Python multithreading solution

Here, we will create a simple stochastic calculation of pi, and then parallelize it using multiprocessing (and multithreading to compare).

import random

def sample(n):
    """Make n trials of points in the square.  Return (n, number_in_circle)
    
    This is our basic function.  By design, it returns everything it\
    needs to compute the final answer: both n (even though it is an input
    argument) and n_inside_circle.  To compute our final answer, all we
    have to do is sum up the n:s and the n_inside_circle:s and do our
    computation"""
    n_inside_circle = 0
    for i in range(n):
        x = random.random()
        y = random.random()
        if x**2 + y**2 < 1.0:
            n_inside_circle += 1
    return n, n_inside_circle

%%timeit
# Do it just for timing
n, n_inside_circle = sample(10**6)

314 ms ± 1.37 ms per loop (mean ± std. dev. of 7 runs, 1 loop each)

# Do the actual calculation (the previous result doesn't get saved)
n, n_inside_circle = sample(10**6)

This is the “calculate answer” phase.

pi = 4.0 * (n_inside_circle / n)
pi

3.140036

Do it in parallel with multiprocessing

This divides the calculation into 10 tasks and runs sample on each of them. Then it re-combines the results.

import multiprocessing.pool
pool = multiprocessing.pool.Pool()
# The default pool makes one process per CPU

%%timeit
# Do it once to time it
results = pool.map(sample, [10**5] * 10)

152 ms ± 437 µs per loop (mean ± std. dev. of 7 runs, 10 loops each)

# Do it again to get the results, since the results of the above
# cell aren't accessible because of the %%timeit magic.
results = pool.map(sample, [10**5] * 10)

pool.close()

n_sum = sum(x[0] for x in results)
n_inside_circle_sum = sum(x[1] for x in results)
pi = 4.0 * (n_inside_circle_sum / n_sum)
pi

3.139504

Do it in “parallel” with threads

To compare. This should not be any faster, because the multiple Python functions can not run at the same time in the same process.

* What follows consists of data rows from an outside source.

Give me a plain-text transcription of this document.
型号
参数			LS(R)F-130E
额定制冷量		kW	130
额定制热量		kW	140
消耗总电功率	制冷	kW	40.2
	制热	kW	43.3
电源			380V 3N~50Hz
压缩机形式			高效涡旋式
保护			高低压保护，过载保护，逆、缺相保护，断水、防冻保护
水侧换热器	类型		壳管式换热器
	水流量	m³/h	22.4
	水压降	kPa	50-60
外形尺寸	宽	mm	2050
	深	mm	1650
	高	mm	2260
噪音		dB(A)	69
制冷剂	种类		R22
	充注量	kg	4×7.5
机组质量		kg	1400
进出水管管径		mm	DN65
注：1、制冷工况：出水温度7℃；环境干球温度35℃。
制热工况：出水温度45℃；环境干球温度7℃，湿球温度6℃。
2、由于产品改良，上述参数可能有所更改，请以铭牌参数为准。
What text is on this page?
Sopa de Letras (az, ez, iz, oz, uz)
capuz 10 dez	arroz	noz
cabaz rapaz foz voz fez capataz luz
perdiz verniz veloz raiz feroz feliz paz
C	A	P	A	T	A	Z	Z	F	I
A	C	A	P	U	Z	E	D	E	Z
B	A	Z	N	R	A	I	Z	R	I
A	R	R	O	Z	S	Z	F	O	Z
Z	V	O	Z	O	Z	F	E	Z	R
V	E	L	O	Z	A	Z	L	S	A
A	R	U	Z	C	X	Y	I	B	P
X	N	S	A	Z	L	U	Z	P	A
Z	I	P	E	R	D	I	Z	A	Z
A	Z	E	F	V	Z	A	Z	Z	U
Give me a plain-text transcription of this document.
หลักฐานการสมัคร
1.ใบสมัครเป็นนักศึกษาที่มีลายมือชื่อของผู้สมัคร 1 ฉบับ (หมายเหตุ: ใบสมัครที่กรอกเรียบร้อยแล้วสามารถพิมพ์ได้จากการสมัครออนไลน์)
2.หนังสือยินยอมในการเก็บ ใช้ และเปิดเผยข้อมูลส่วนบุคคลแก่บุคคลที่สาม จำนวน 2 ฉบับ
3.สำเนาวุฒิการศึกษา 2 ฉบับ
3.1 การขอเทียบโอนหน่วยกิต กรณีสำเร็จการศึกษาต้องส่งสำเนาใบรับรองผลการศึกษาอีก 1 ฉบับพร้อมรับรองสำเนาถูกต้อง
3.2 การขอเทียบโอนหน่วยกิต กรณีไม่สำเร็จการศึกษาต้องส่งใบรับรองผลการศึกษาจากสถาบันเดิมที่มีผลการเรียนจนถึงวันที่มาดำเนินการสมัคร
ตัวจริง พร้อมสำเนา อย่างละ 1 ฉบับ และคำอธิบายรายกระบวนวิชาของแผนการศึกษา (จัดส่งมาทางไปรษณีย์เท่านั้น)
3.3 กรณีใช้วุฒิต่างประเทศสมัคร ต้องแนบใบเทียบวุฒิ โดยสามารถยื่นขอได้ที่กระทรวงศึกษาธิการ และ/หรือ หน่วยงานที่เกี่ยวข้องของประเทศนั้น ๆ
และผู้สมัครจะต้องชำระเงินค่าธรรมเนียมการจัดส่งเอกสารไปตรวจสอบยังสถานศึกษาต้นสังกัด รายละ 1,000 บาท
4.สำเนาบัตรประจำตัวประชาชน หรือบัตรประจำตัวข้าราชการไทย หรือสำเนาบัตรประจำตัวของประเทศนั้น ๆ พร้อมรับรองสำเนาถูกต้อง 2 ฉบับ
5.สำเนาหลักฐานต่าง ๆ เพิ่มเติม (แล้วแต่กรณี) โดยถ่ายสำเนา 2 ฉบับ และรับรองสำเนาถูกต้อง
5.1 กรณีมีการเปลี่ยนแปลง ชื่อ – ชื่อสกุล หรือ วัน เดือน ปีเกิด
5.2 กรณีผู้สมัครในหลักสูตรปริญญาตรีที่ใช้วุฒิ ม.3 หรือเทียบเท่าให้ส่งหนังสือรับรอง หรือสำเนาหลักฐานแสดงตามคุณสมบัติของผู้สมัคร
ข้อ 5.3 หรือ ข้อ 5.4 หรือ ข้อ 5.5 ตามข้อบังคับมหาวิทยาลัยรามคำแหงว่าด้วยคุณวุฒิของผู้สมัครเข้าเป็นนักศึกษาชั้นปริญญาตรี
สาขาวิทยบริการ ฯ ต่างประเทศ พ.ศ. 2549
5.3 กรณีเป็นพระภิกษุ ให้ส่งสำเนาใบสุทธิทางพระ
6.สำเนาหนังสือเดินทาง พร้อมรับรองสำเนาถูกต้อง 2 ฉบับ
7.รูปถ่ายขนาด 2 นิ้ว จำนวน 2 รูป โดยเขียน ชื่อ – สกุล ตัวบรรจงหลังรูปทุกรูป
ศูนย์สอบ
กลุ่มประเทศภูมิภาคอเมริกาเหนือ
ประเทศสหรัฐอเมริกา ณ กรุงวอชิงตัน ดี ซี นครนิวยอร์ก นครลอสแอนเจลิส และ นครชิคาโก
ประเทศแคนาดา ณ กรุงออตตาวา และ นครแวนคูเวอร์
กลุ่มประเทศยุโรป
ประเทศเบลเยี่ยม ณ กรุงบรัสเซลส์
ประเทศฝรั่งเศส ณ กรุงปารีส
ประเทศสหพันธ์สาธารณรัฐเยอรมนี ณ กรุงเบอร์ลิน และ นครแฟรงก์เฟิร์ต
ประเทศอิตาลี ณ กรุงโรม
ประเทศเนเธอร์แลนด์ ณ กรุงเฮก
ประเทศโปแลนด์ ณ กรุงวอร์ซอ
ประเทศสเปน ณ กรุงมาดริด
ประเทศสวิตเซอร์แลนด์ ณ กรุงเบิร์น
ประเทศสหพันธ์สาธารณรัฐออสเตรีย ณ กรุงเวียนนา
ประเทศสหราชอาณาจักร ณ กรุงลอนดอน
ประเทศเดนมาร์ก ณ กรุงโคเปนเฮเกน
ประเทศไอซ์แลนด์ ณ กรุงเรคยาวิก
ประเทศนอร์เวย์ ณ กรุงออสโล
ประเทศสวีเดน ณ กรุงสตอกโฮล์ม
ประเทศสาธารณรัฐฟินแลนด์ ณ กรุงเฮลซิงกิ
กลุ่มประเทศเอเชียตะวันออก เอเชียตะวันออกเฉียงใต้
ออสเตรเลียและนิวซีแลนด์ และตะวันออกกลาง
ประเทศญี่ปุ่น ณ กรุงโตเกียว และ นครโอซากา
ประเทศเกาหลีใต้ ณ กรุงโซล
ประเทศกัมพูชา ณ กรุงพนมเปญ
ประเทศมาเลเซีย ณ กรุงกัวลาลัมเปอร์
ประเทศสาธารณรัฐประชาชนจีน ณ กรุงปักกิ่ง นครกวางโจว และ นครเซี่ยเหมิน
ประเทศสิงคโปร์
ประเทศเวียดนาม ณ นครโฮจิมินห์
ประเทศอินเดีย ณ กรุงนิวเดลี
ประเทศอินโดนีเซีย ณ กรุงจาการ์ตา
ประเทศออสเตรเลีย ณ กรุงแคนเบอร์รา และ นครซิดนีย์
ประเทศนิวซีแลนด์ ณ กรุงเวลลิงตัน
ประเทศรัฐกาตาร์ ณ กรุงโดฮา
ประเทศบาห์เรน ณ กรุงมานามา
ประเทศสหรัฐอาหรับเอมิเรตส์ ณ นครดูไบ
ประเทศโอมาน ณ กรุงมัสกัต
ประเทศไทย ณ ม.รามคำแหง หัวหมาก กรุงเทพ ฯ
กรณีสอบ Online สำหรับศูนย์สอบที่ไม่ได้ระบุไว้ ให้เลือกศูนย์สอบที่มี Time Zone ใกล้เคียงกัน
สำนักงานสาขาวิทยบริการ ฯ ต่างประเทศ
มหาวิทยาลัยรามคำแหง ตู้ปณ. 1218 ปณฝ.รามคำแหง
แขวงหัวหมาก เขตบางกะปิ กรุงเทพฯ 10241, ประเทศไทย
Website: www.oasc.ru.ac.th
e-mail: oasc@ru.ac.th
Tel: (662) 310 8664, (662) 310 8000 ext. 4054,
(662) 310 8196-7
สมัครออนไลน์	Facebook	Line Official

threadpool = multiprocessing.pool.ThreadPool()

%%timeit -o
# Do it once to time it
threadpool.map(sample, [10**5] * 10)

288 ms ± 1.63 ms per loop (mean ± std. dev. of 7 runs, 1 loop each)

<TimeitResult : 288 ms ± 1.63 ms per loop (mean ± std. dev. of 7 runs, 1 loop each)>

# Do it again to get the results, since the results of the above
# cell aren't accessible because of the %%timeit magic.
results = threadpool.map(sample, [10**5] * 10)

threadpool.close()

n_sum = sum(x[0] for x in results)
n_inside_circle_sum = sum(x[1] for x in results)
pi = 4.0 * (n_inside_circle_sum / n_sum)
pi

3.142448

Future ideas

You could make a separate calculate function that take a list of results and returns pi. This can be used regardless of if it is done with multiprocessing or without.

Notice the similarity to split-apply-combine or map-reduce which is a specialization of split-apply-combine.